Florida attorney Curtis Mine, a Colson Hicks Eidson partner and an expert in structured settlements, said the Sunshine State “punches above its weight” in consolidating multidistrict litigation and class actions.
“The average time for completion of a civil lawsuit from filing to completion, in past years, the Southern District of Florida is ranked first or second in the country,” Miner said. “As the stakes increase, the defense strength increase.”
While both attorneys litigate differently and in different states, they both share a common thread: They routinely obtain so-called nuclear settlements and practice among the six states, including California, Florida, New York, Pennsylvania and New Jersey.
The states account for nearly 65% of the nuclear verdicts, per a U.S. Chamber of Commerce Institute for Legal Reform report.
“Nuclear settlements are a function of nuclear verdicts, and a recognition that going to trial is a risky proposition—both before and now,” said Lee Teichner, a partner at the Am Law 100 firm Holland & Knight.
Nuclear settlements, according to Robert Tyson, managing partner at Tyson & Mendes in San Diego, California, are either more than $10 million or are settlements in which non-economic damages, like pain and suffering, greatly exceed economic damages, such as medical bills.
Tyson explained to defense lawyers how to avoid runaway jury verdicts in his book, “Nuclear Verdicts: Defending Justice for All.”
This year, Tyson plans to publish a sequel with a more data-driven approach to the subject. Tyson has also developed software that uses artificial intelligence to advise insurance companies which of their cases is likely to end in nuclear verdicts.
Focus on Federal Appellate Courts
Thomas R. Kline, a founding partner of Kline & Specter in Pennsylvania, has taught at several law schools, including the Drexel University Thomas Kline School of Law. Kline routinely obtains these nuclear settlements, but objects to the name as a defense bar tactic.

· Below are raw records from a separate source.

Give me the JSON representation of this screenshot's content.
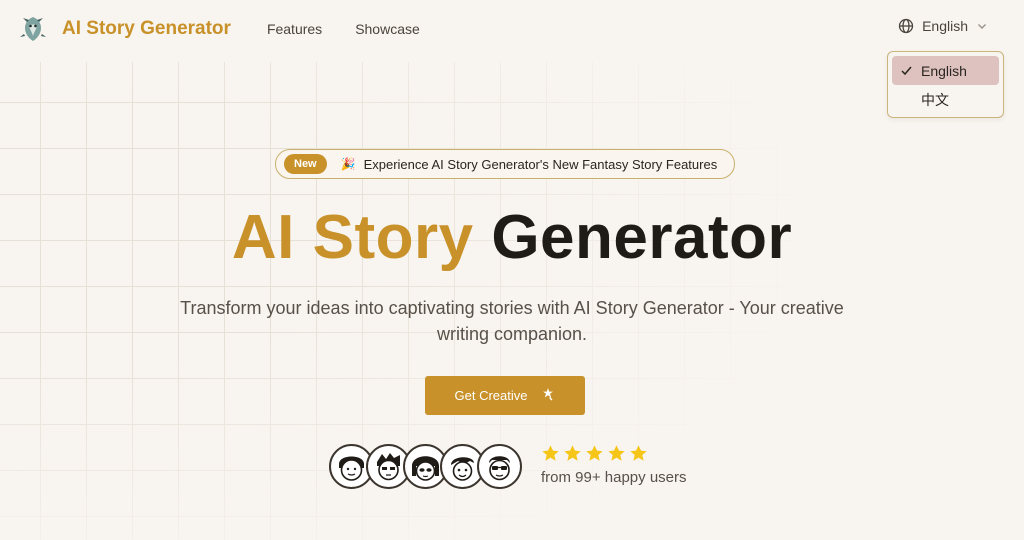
{
  "header": {
    "brand_title": "AI Story Generator",
    "logo_icon": "dragon-logo-icon",
    "nav": [
      {
        "label": "Features"
      },
      {
        "label": "Showcase"
      }
    ]
  },
  "language": {
    "current": "English",
    "options": [
      {
        "label": "English",
        "selected": true
      },
      {
        "label": "中文",
        "selected": false
      }
    ]
  },
  "announcement": {
    "badge": "New",
    "icon": "party-popper-icon",
    "text": "Experience AI Story Generator's New Fantasy Story Features"
  },
  "hero": {
    "title_accent": "AI Story",
    "title_dark": "Generator",
    "subtitle": "Transform your ideas into captivating stories with AI Story Generator - Your creative writing companion.",
    "cta_label": "Get Creative",
    "cta_icon": "magic-wand-icon"
  },
  "social_proof": {
    "avatar_count": 5,
    "rating_stars": 5,
    "text": "from 99+ happy users"
  },
  "colors": {
    "accent": "#c8912a",
    "background": "#f8f4ef",
    "dropdown_selected": "#ddc2c0",
    "star": "#f5c518"
  }
}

Kline said there are restrictions placed in various states, which prevent jurors from returning eight-figure verdicts, which in turn prevents the lawyers from obtaining an eight-figure settlement. It is an example of the effort by insurance companies or governmental entities to restrict the damages that can be claimed and recovered.
“There’s a ‘Look what Texas is doing’ and then they try to do that in another state,” Kline said. “But each of these settlements are driven by the law in the state in which it is drawn. You can only change it in two ways: convince the highest appeals court or the legislature to change the law.”

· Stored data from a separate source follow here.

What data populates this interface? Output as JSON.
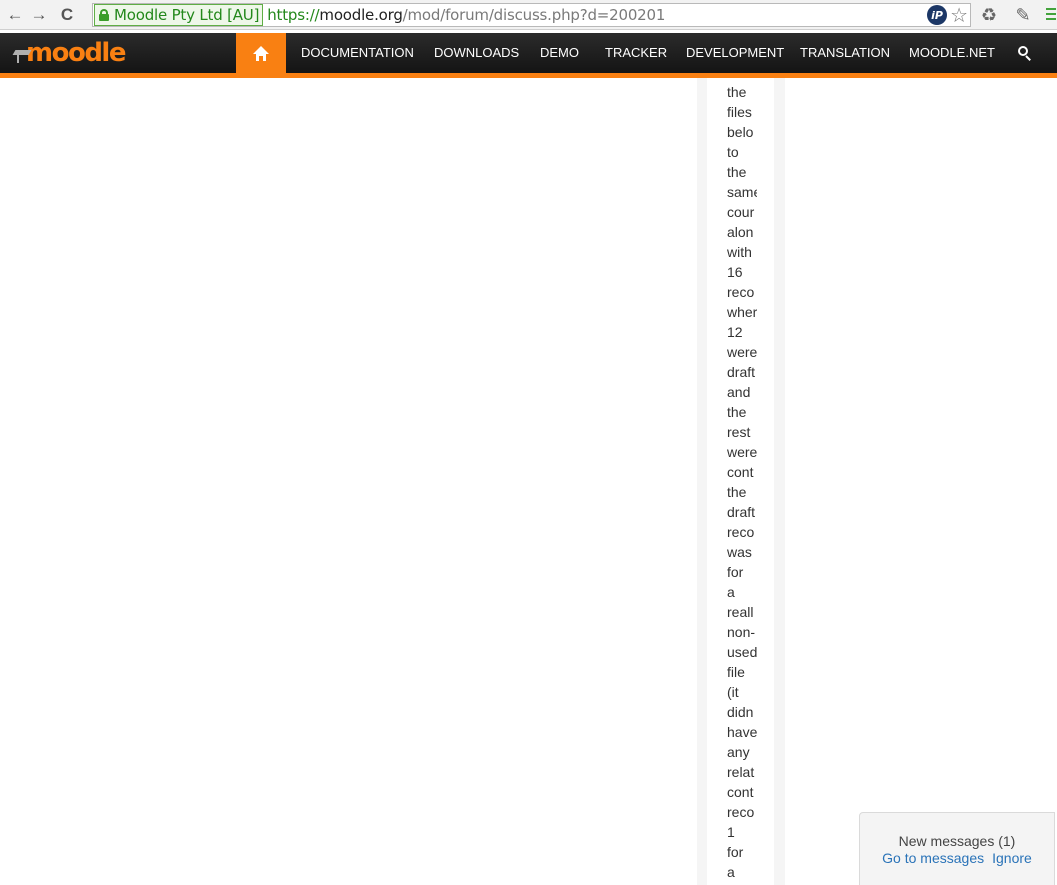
{
  "browser": {
    "ev_label": "Moodle Pty Ltd [AU]",
    "url_scheme": "https://",
    "url_host": "moodle.org",
    "url_path": "/mod/forum/discuss.php?d=200201",
    "buttons": {
      "back": "←",
      "forward": "→",
      "reload": "C"
    }
  },
  "site": {
    "logo_text": "moodle",
    "brand_color": "#f98012",
    "nav": [
      "DOCUMENTATION",
      "DOWNLOADS",
      "DEMO",
      "TRACKER",
      "DEVELOPMENT",
      "TRANSLATION",
      "MOODLE.NET"
    ]
  },
  "post": {
    "words": [
      "the",
      "files",
      "belo",
      "to",
      "the",
      "same",
      "cour",
      "alon",
      "with",
      "16",
      "reco",
      "wher",
      "12",
      "were",
      "draft",
      "and",
      "the",
      "rest",
      "were",
      "cont",
      "the",
      "draft",
      "reco",
      "was",
      "for",
      "a",
      "reall",
      "non-",
      "used",
      "file",
      "(it",
      "didn",
      "have",
      "any",
      "relat",
      "cont",
      "reco",
      "1",
      "for",
      "a"
    ]
  },
  "notification": {
    "title": "New messages (1)",
    "go_label": "Go to messages",
    "ignore_label": "Ignore"
  }
}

And the stakes are high, as Miner of Colson Hicks said that future rulings by the federal appellate courts could change whether nuclear settlements continue to thrive in those six states in which nuclear verdicts abound.

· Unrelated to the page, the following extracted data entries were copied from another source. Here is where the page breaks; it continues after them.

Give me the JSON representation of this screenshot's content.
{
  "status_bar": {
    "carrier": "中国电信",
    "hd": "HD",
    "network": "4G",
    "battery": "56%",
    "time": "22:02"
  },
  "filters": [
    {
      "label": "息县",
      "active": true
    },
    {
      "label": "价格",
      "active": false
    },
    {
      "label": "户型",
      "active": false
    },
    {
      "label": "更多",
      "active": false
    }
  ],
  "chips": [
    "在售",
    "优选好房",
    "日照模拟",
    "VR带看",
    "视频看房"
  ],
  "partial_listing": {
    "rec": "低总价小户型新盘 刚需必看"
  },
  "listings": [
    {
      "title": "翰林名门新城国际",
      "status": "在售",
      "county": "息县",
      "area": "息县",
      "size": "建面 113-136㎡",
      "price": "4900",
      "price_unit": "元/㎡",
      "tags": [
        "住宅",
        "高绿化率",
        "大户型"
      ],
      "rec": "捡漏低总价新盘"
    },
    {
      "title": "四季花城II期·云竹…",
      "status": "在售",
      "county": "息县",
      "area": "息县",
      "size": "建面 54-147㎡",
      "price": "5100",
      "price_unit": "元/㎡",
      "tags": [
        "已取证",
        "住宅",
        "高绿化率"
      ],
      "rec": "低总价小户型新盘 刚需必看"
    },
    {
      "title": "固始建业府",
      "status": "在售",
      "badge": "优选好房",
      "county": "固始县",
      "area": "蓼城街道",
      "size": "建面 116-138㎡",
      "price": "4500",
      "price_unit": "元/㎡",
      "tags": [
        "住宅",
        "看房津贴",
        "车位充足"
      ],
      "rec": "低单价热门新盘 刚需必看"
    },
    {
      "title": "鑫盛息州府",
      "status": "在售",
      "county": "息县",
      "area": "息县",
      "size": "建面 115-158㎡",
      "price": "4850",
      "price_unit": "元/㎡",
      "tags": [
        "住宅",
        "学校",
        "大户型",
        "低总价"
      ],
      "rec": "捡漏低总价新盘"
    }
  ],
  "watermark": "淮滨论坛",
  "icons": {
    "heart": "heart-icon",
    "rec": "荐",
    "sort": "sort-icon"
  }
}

Miner pointed to the U.S. Court of Appeals for the Eleventh Circuit—an outlier—which entered a ruling last week on what class representative incentive awards are allowed.
The Eleventh Circuit reversed a nearly $10 million settlement over the brain performance supplement Neuriva after finding a class member had standing to object.
The Eleventh Circuit ruling affirmed the precedent set in Johnson v. NPAS Solutions.
The appellate court held that incentive awards for class action representatives that compensate them for their time and reward them for bringing lawsuits are prohibited.
Miner cited the recent trend of success in appeals of settlements based on standing as an example of what could drive defense reform if the concept spreads outside of the Eleventh Circuit.
The result could affect where nuclear verdicts are heard and thereby, without the threat of trial, alter the jurisdiction in which attorneys obtain nuclear settlements.
“The ruling could disincentivize potential victims of consumer fraud or consumer deceptive conduct, participating in class actions,” Miner said. “They may just say, ‘Well, I just don’t want to have to put in that kind of time to do it if there’s nothing for it.”